AUTHOR=Xu Luyao , Guo Yunhai , Yang Limin , Li Zengkui , Kang Ming , Han Xiaoling , Chen Changjiang , He Shunfu , Hu Xiaoyu , He Yongcai , Wang Yuezhong , Li Zhongyu , Chen Jiyong , Geng Pengcheng , Chen Qiang , Jiang Shuo , Ma Jinghua , Zhang Xiao , Tai Ximei , Li Ying TITLE=Projected distribution and dispersal patterns of prevalent ticks and tick-borne pathogens in the Sanjiangyuan area of Qinghai province, China, under intense climatic conditions JOURNAL=Frontiers in Environmental Science VOLUME=12 YEAR=2024 URL=https://www.frontiersin.org/journals/environmental-science/articles/10.3389/fenvs.2024.1429718 DOI=10.3389/fenvs.2024.1429718 ISSN=2296-665X ABSTRACT=

Introduction: The Maximum Entropy models (MaxEnt) is commonly employed for early detection of disease transmission, particularly effective in assessing the risk zones and intensity of tick-borne disease transmission based on climatic factors.

Methods: Utilizing the diversity data of common ticks in Qinghai, along with surveillance statistics tick-borne pathogens of ticks and epidemiological information, we have charted and predicted the prevalence of tick and tick-borne pathogens across Qinghai province.

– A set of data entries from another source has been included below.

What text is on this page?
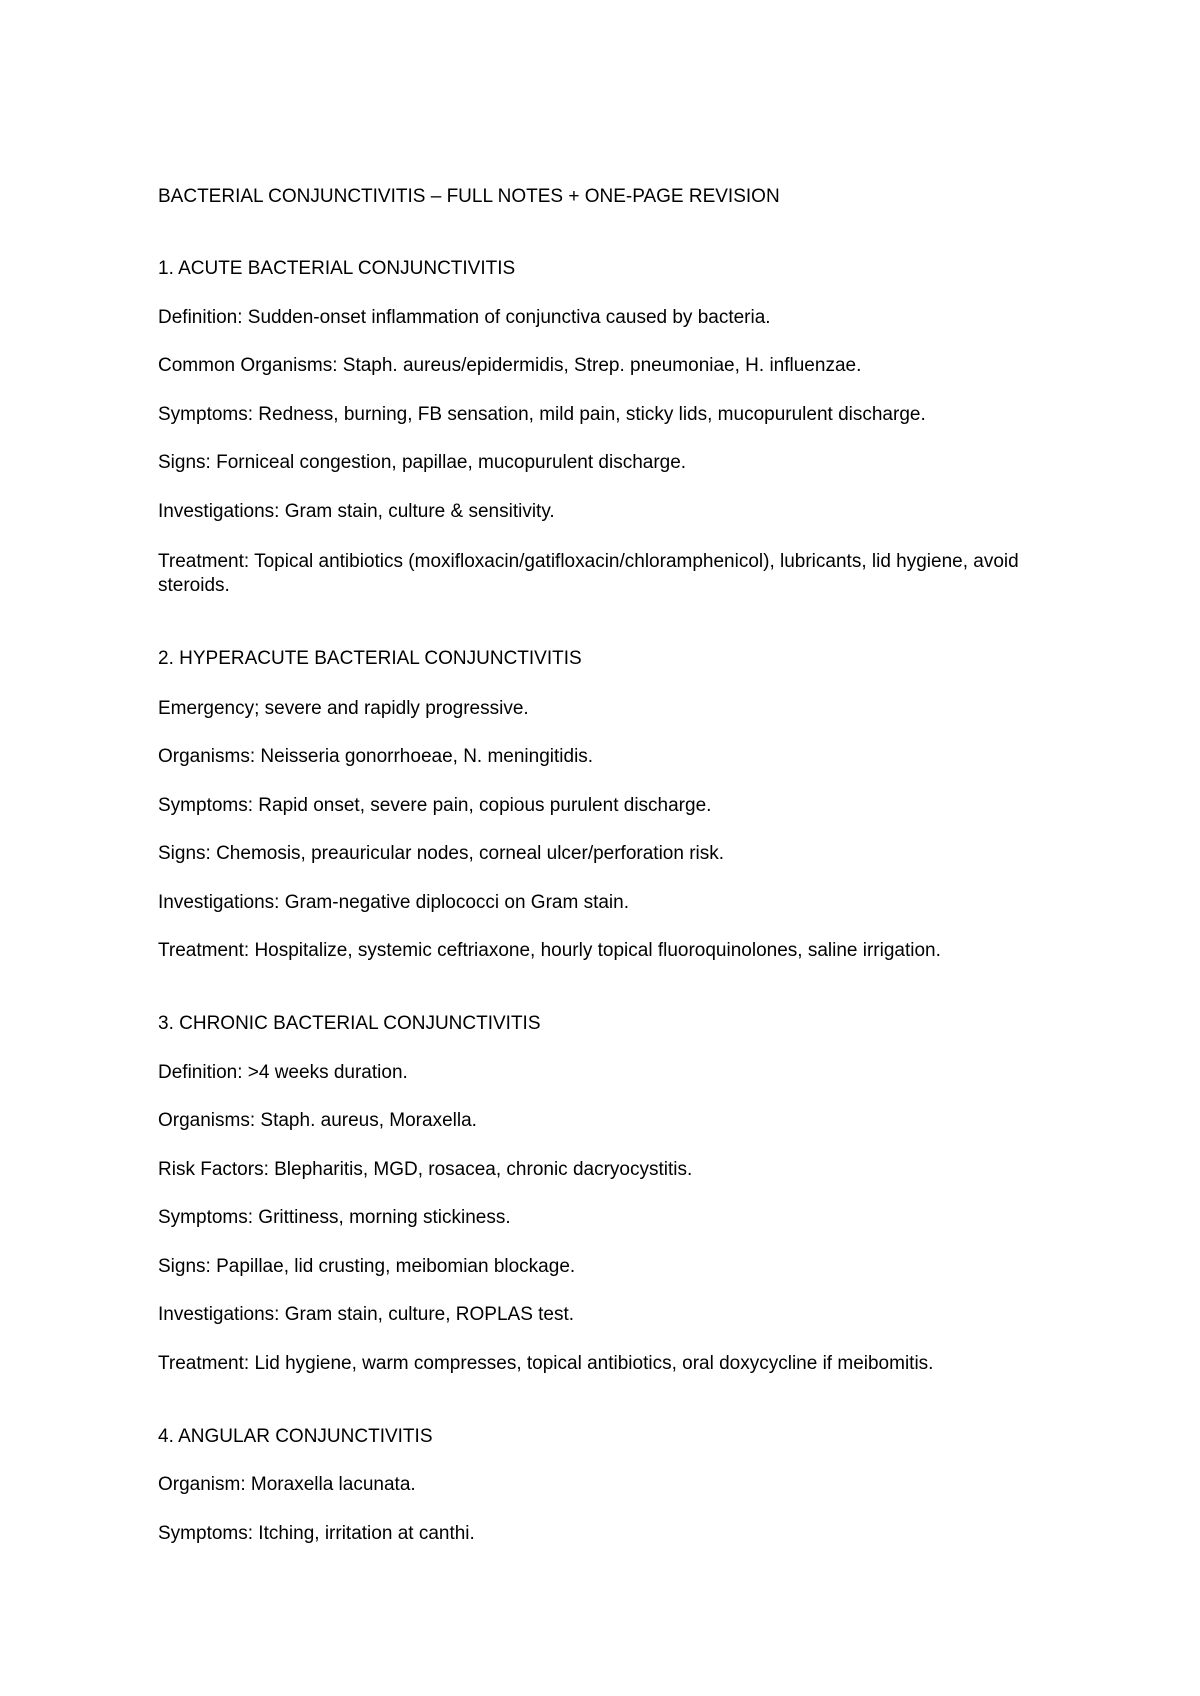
BACTERIAL CONJUNCTIVITIS – FULL NOTES + ONE-PAGE REVISION
1. ACUTE BACTERIAL CONJUNCTIVITIS
Definition: Sudden-onset inflammation of conjunctiva caused by bacteria.
Common Organisms: Staph. aureus/epidermidis, Strep. pneumoniae, H. influenzae.
Symptoms: Redness, burning, FB sensation, mild pain, sticky lids, mucopurulent discharge.
Signs: Forniceal congestion, papillae, mucopurulent discharge.
Investigations: Gram stain, culture & sensitivity.
Treatment: Topical antibiotics (moxifloxacin/gatifloxacin/chloramphenicol), lubricants, lid hygiene, avoid steroids.
2. HYPERACUTE BACTERIAL CONJUNCTIVITIS
Emergency; severe and rapidly progressive.
Organisms: Neisseria gonorrhoeae, N. meningitidis.
Symptoms: Rapid onset, severe pain, copious purulent discharge.
Signs: Chemosis, preauricular nodes, corneal ulcer/perforation risk.
Investigations: Gram-negative diplococci on Gram stain.
Treatment: Hospitalize, systemic ceftriaxone, hourly topical fluoroquinolones, saline irrigation.
3. CHRONIC BACTERIAL CONJUNCTIVITIS
Definition: >4 weeks duration.
Organisms: Staph. aureus, Moraxella.
Risk Factors: Blepharitis, MGD, rosacea, chronic dacryocystitis.
Symptoms: Grittiness, morning stickiness.
Signs: Papillae, lid crusting, meibomian blockage.
Investigations: Gram stain, culture, ROPLAS test.
Treatment: Lid hygiene, warm compresses, topical antibiotics, oral doxycycline if meibomitis.
4. ANGULAR CONJUNCTIVITIS
Organism: Moraxella lacunata.
Symptoms: Itching, irritation at canthi.
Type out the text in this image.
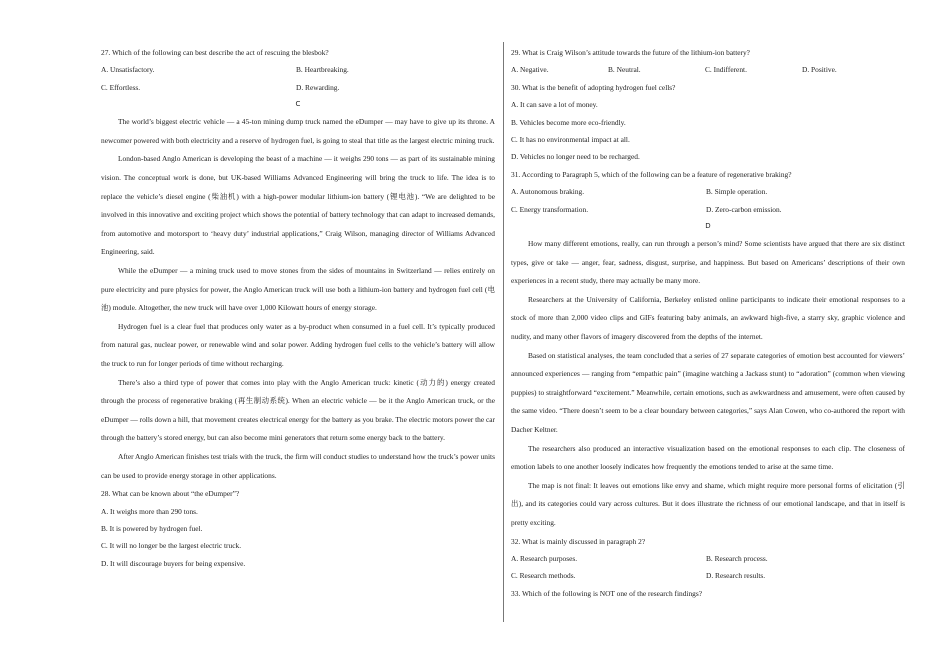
27. Which of the following can best describe the act of rescuing the blesbok?
A. Unsatisfactory.	B. Heartbreaking.
C. Effortless.	D. Rewarding.
C
The world’s biggest electric vehicle — a 45-ton mining dump truck named the eDumper — may have to give up its throne. A newcomer powered with both electricity and a reserve of hydrogen fuel, is going to steal that title as the largest electric mining truck.
London-based Anglo American is developing the beast of a machine — it weighs 290 tons — as part of its sustainable mining vision. The conceptual work is done, but UK-based Williams Advanced Engineering will bring the truck to life. The idea is to replace the vehicle’s diesel engine (柴油机) with a high-power modular lithium-ion battery (锂电池). “We are delighted to be involved in this innovative and exciting project which shows the potential of battery technology that can adapt to increased demands, from automotive and motorsport to ‘heavy duty’ industrial applications,” Craig Wilson, managing director of Williams Advanced Engineering, said.
While the eDumper — a mining truck used to move stones from the sides of mountains in Switzerland — relies entirely on pure electricity and pure physics for power, the Anglo American truck will use both a lithium-ion battery and hydrogen fuel cell (电池) module. Altogether, the new truck will have over 1,000 Kilowatt hours of energy storage.
Hydrogen fuel is a clear fuel that produces only water as a by-product when consumed in a fuel cell. It’s typically produced from natural gas, nuclear power, or renewable wind and solar power. Adding hydrogen fuel cells to the vehicle’s battery will allow the truck to run for longer periods of time without recharging.
There’s also a third type of power that comes into play with the Anglo American truck: kinetic (动力的) energy created through the process of regenerative braking (再生制动系统). When an electric vehicle — be it the Anglo American truck, or the eDumper — rolls down a hill, that movement creates electrical energy for the battery as you brake. The electric motors power the car through the battery’s stored energy, but can also become mini generators that return some energy back to the battery.
After Anglo American finishes test trials with the truck, the firm will conduct studies to understand how the truck’s power units can be used to provide energy storage in other applications.
28. What can be known about “the eDumper”?
A. It weighs more than 290 tons.
B. It is powered by hydrogen fuel.
C. It will no longer be the largest electric truck.
D. It will discourage buyers for being expensive.
29. What is Craig Wilson’s attitude towards the future of the lithium-ion battery?
A. Negative.	B. Neutral.	C. Indifferent.	D. Positive.
30. What is the benefit of adopting hydrogen fuel cells?
A. It can save a lot of money.
B. Vehicles become more eco-friendly.
C. It has no environmental impact at all.
D. Vehicles no longer need to be recharged.
31. According to Paragraph 5, which of the following can be a feature of regenerative braking?
A. Autonomous braking.	B. Simple operation.
C. Energy transformation.	D. Zero-carbon emission.
D
How many different emotions, really, can run through a person’s mind? Some scientists have argued that there are six distinct types, give or take — anger, fear, sadness, disgust, surprise, and happiness. But based on Americans’ descriptions of their own experiences in a recent study, there may actually be many more.
Researchers at the University of California, Berkeley enlisted online participants to indicate their emotional responses to a stock of more than 2,000 video clips and GIFs featuring baby animals, an awkward high-five, a starry sky, graphic violence and nudity, and many other flavors of imagery discovered from the depths of the internet.
Based on statistical analyses, the team concluded that a series of 27 separate categories of emotion best accounted for viewers’ announced experiences — ranging from “empathic pain” (imagine watching a Jackass stunt) to “adoration” (common when viewing puppies) to straightforward “excitement.” Meanwhile, certain emotions, such as awkwardness and amusement, were often caused by the same video. “There doesn’t seem to be a clear boundary between categories,” says Alan Cowen, who co-authored the report with Dacher Keltner.
The researchers also produced an interactive visualization based on the emotional responses to each clip. The closeness of emotion labels to one another loosely indicates how frequently the emotions tended to arise at the same time.
The map is not final: It leaves out emotions like envy and shame, which might require more personal forms of elicitation (引出), and its categories could vary across cultures. But it does illustrate the richness of our emotional landscape, and that in itself is pretty exciting.
32. What is mainly discussed in paragraph 2?
A. Research purposes.	B. Research process.
C. Research methods.	D. Research results.
33. Which of the following is NOT one of the research findings?
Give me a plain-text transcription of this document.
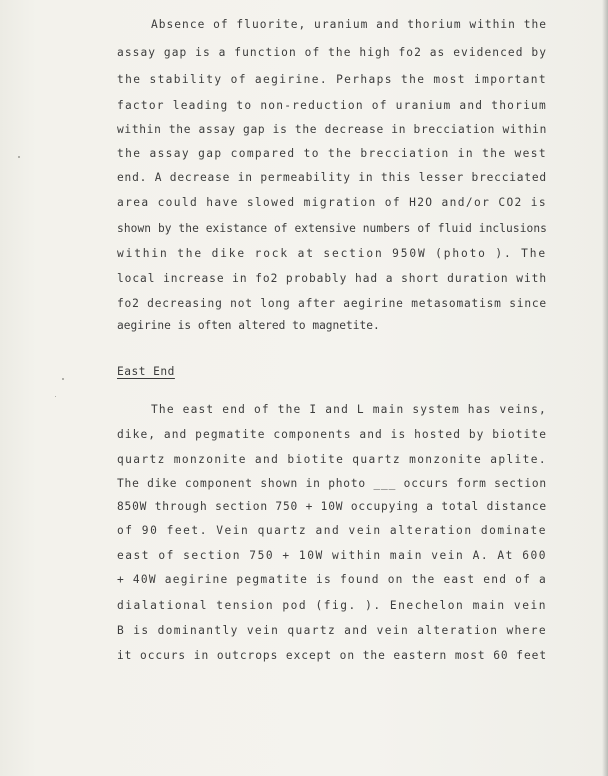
Absence of fluorite, uranium and thorium within the
assay gap is a function of the high fo2 as evidenced by
the stability of aegirine. Perhaps the most important
factor leading to non-reduction of uranium and thorium
within the assay gap is the decrease in brecciation within
the assay gap compared to the brecciation in the west
end. A decrease in permeability in this lesser brecciated
area could have slowed migration of H2O and/or CO2 is
shown by the existance of extensive numbers of fluid inclusions
within the dike rock at section 950W (photo ). The
local increase in fo2 probably had a short duration with
fo2 decreasing not long after aegirine metasomatism since
aegirine is often altered to magnetite.
East End
The east end of the I and L main system has veins,
dike, and pegmatite components and is hosted by biotite
quartz monzonite and biotite quartz monzonite aplite.
The dike component shown in photo ___ occurs form section
850W through section 750 + 10W occupying a total distance
of 90 feet. Vein quartz and vein alteration dominate
east of section 750 + 10W within main vein A. At 600
+ 40W aegirine pegmatite is found on the east end of a
dialational tension pod (fig. ). Enechelon main vein
B is dominantly vein quartz and vein alteration where
it occurs in outcrops except on the eastern most 60 feet
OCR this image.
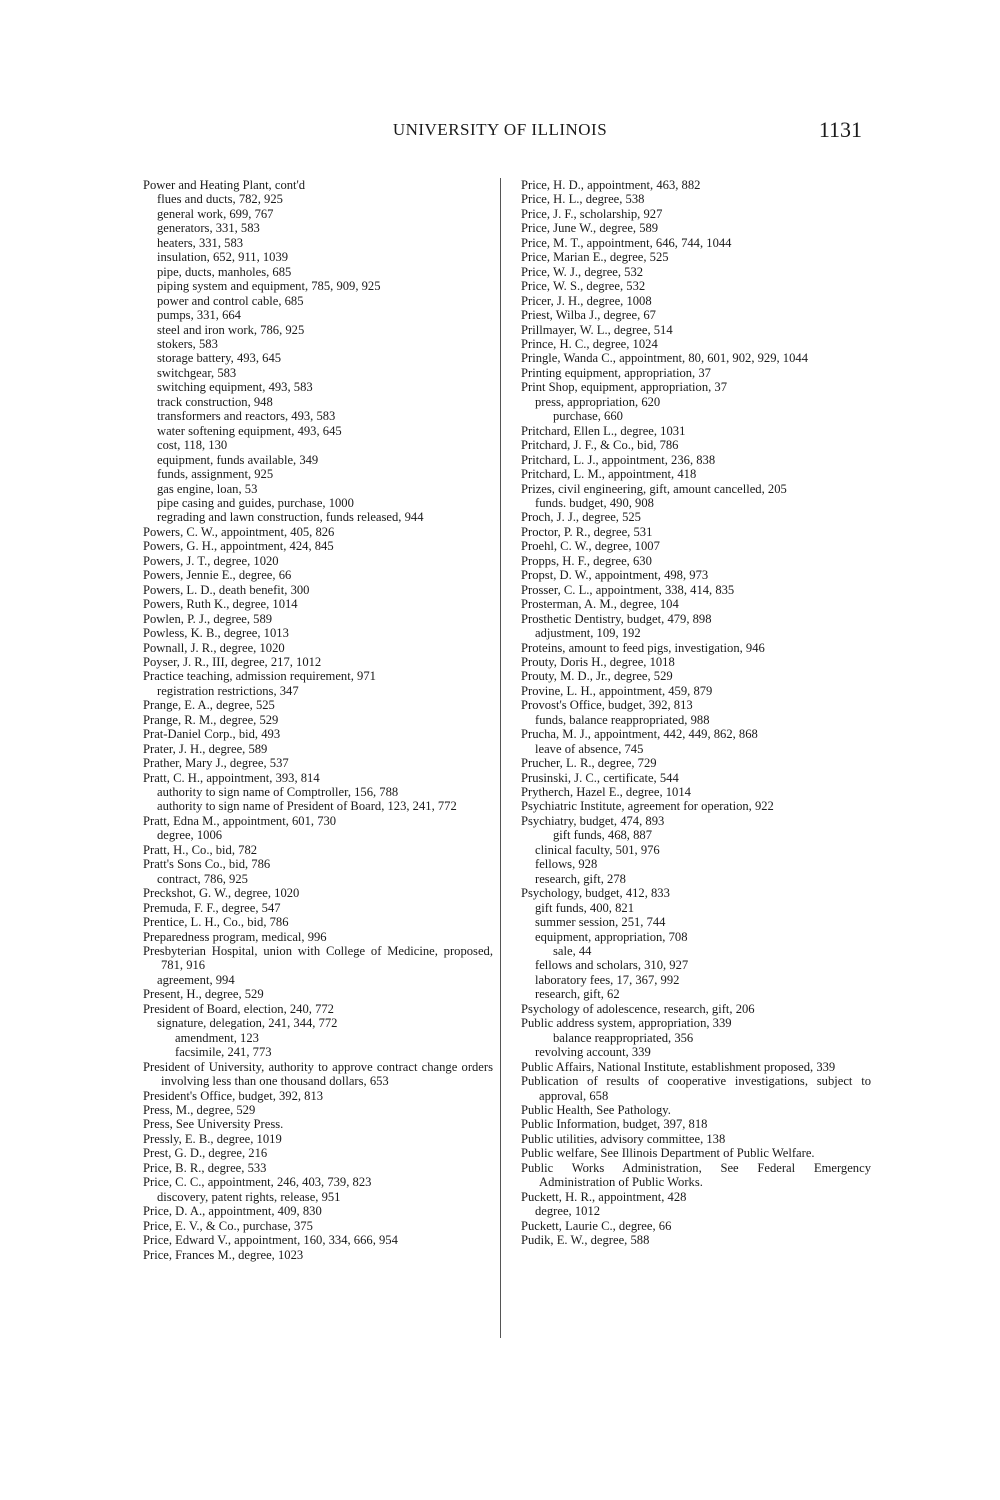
UNIVERSITY OF ILLINOIS	1131

Power and Heating Plant, cont'd

flues and ducts, 782, 925

general work, 699, 767

generators, 331, 583

heaters, 331, 583

insulation, 652, 911, 1039

pipe, ducts, manholes, 685

piping system and equipment, 785, 909, 925

power and control cable, 685

pumps, 331, 664

steel and iron work, 786, 925

stokers, 583

storage battery, 493, 645

switchgear, 583

switching equipment, 493, 583

track construction, 948

transformers and reactors, 493, 583

water softening equipment, 493, 645

cost, 118, 130

equipment, funds available, 349

funds, assignment, 925

gas engine, loan, 53

pipe casing and guides, purchase, 1000

regrading and lawn construction, funds released, 944

Powers, C. W., appointment, 405, 826

Powers, G. H., appointment, 424, 845

Powers, J. T., degree, 1020

Powers, Jennie E., degree, 66

Powers, L. D., death benefit, 300

Powers, Ruth K., degree, 1014

Powlen, P. J., degree, 589

Powless, K. B., degree, 1013

Pownall, J. R., degree, 1020

Poyser, J. R., III, degree, 217, 1012

Practice teaching, admission requirement, 971

registration restrictions, 347

Prange, E. A., degree, 525

Prange, R. M., degree, 529

Prat-Daniel Corp., bid, 493

Prater, J. H., degree, 589

Prather, Mary J., degree, 537

Pratt, C. H., appointment, 393, 814

authority to sign name of Comptroller, 156, 788

authority to sign name of President of Board, 123, 241, 772

Pratt, Edna M., appointment, 601, 730

degree, 1006

Pratt, H., Co., bid, 782

Pratt's Sons Co., bid, 786

contract, 786, 925

Preckshot, G. W., degree, 1020

Premuda, F. F., degree, 547

Prentice, L. H., Co., bid, 786

Preparedness program, medical, 996

Presbyterian Hospital, union with College of Medicine, proposed, 781, 916

agreement, 994

Present, H., degree, 529

President of Board, election, 240, 772

signature, delegation, 241, 344, 772

amendment, 123

facsimile, 241, 773

President of University, authority to approve contract change orders involving less than one thousand dollars, 653

President's Office, budget, 392, 813

Press, M., degree, 529

Press, See University Press.

Pressly, E. B., degree, 1019

Prest, G. D., degree, 216

Price, B. R., degree, 533

Price, C. C., appointment, 246, 403, 739, 823

discovery, patent rights, release, 951

Price, D. A., appointment, 409, 830

Price, E. V., & Co., purchase, 375

Price, Edward V., appointment, 160, 334, 666, 954

Price, Frances M., degree, 1023

Price, H. D., appointment, 463, 882

Price, H. L., degree, 538

Price, J. F., scholarship, 927

Price, June W., degree, 589

Price, M. T., appointment, 646, 744, 1044

Price, Marian E., degree, 525

Price, W. J., degree, 532

Price, W. S., degree, 532

Pricer, J. H., degree, 1008

Priest, Wilba J., degree, 67

Prillmayer, W. L., degree, 514

Prince, H. C., degree, 1024

Pringle, Wanda C., appointment, 80, 601, 902, 929, 1044

Printing equipment, appropriation, 37

Print Shop, equipment, appropriation, 37

press, appropriation, 620

purchase, 660

Pritchard, Ellen L., degree, 1031

Pritchard, J. F., & Co., bid, 786

Pritchard, L. J., appointment, 236, 838

Pritchard, L. M., appointment, 418

Prizes, civil engineering, gift, amount cancelled, 205

funds. budget, 490, 908

Proch, J. J., degree, 525

Proctor, P. R., degree, 531

Proehl, C. W., degree, 1007

Propps, H. F., degree, 630

Propst, D. W., appointment, 498, 973

Prosser, C. L., appointment, 338, 414, 835

Prosterman, A. M., degree, 104

Prosthetic Dentistry, budget, 479, 898

adjustment, 109, 192

Proteins, amount to feed pigs, investigation, 946

Prouty, Doris H., degree, 1018

Prouty, M. D., Jr., degree, 529

Provine, L. H., appointment, 459, 879

Provost's Office, budget, 392, 813

funds, balance reappropriated, 988

Prucha, M. J., appointment, 442, 449, 862, 868

leave of absence, 745

Prucher, L. R., degree, 729

Prusinski, J. C., certificate, 544

Prytherch, Hazel E., degree, 1014

Psychiatric Institute, agreement for operation, 922

Psychiatry, budget, 474, 893

gift funds, 468, 887

clinical faculty, 501, 976

fellows, 928

research, gift, 278

Psychology, budget, 412, 833

gift funds, 400, 821

summer session, 251, 744

equipment, appropriation, 708

sale, 44

fellows and scholars, 310, 927

laboratory fees, 17, 367, 992

research, gift, 62

Psychology of adolescence, research, gift, 206

Public address system, appropriation, 339

balance reappropriated, 356

revolving account, 339

Public Affairs, National Institute, establishment proposed, 339

Publication of results of cooperative investigations, subject to approval, 658

Public Health, See Pathology.

Public Information, budget, 397, 818

Public utilities, advisory committee, 138

Public welfare, See Illinois Department of Public Welfare.

Public Works Administration, See Federal Emergency Administration of Public Works.

Puckett, H. R., appointment, 428

degree, 1012

Puckett, Laurie C., degree, 66

Pudik, E. W., degree, 588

Results and Discussion: The findings indicate that the pivotal environmental factors influencing the distribution of ticks and tick-borne pathogens include land use and land cover (Lucc), elevation (Elev), annual precipitation (Bio12) and annual mean temperature (Bio1). Notably, for Dermacentor nuttalli, the significant environmental factors accounted for 35.2% for Lucc, 24.7% for Elev and 18.6% for Bio12. In the case of Dermacentor silvaru, the pivotal factors contributed 33.2% for Lucc, 23.7% for Elev and 22.6% for Bio1. For Haemaphysalis qinghaiensis, the key environmental variables were 45% for Elev, 30.9% for Lucc and 18.4% for Bio12. Regarding the pathogens, the environmental factors influencing Borrelia burgdorferi contributed 61.5% for Lucc, 13.3% for Elev and 11.9% for Bio1. For Piroplasmida, the contribution was 62.1% for Lucc, 16.7% for Bio1 and 9.9% for Bio12. Rickettsia was influenced by factors accounting for 34.2% for Lucc, 29.7% for Elev and 17.3% for Bio12, while Anaplasma variables contributed 38.2% for Bio1, 26.6% for Lucc and 18.9% for Bio12. The finding indicated that the three predominantly ticks species (D. nuttalli, D. silvaru, and H. qinghaiensis) and the primary tick-borne pathogens (B. burgdorferi, Piroplasmida, Rickettsia, and Anaplasma) are predominantly concentrated in the source regions of the Yellow River, the Yangtze River, the Lancang River, and the eastern part of the Haixi Autonomous Prefecture. Projected under the ssp245 scenario, there is a notable expansion trend in the risk areas for ticks and tick-borne pathogens These findings are consistent with previous epidemiological studies on major ticks and tick-borne diseases in Qinghai conducted by our laboratory, this suggests the feasibility of using the MaxEnt model to predict the distribution of tick-borne disease transmission and compensates for the paucity of research on the Maxent model in the Qinghai Province.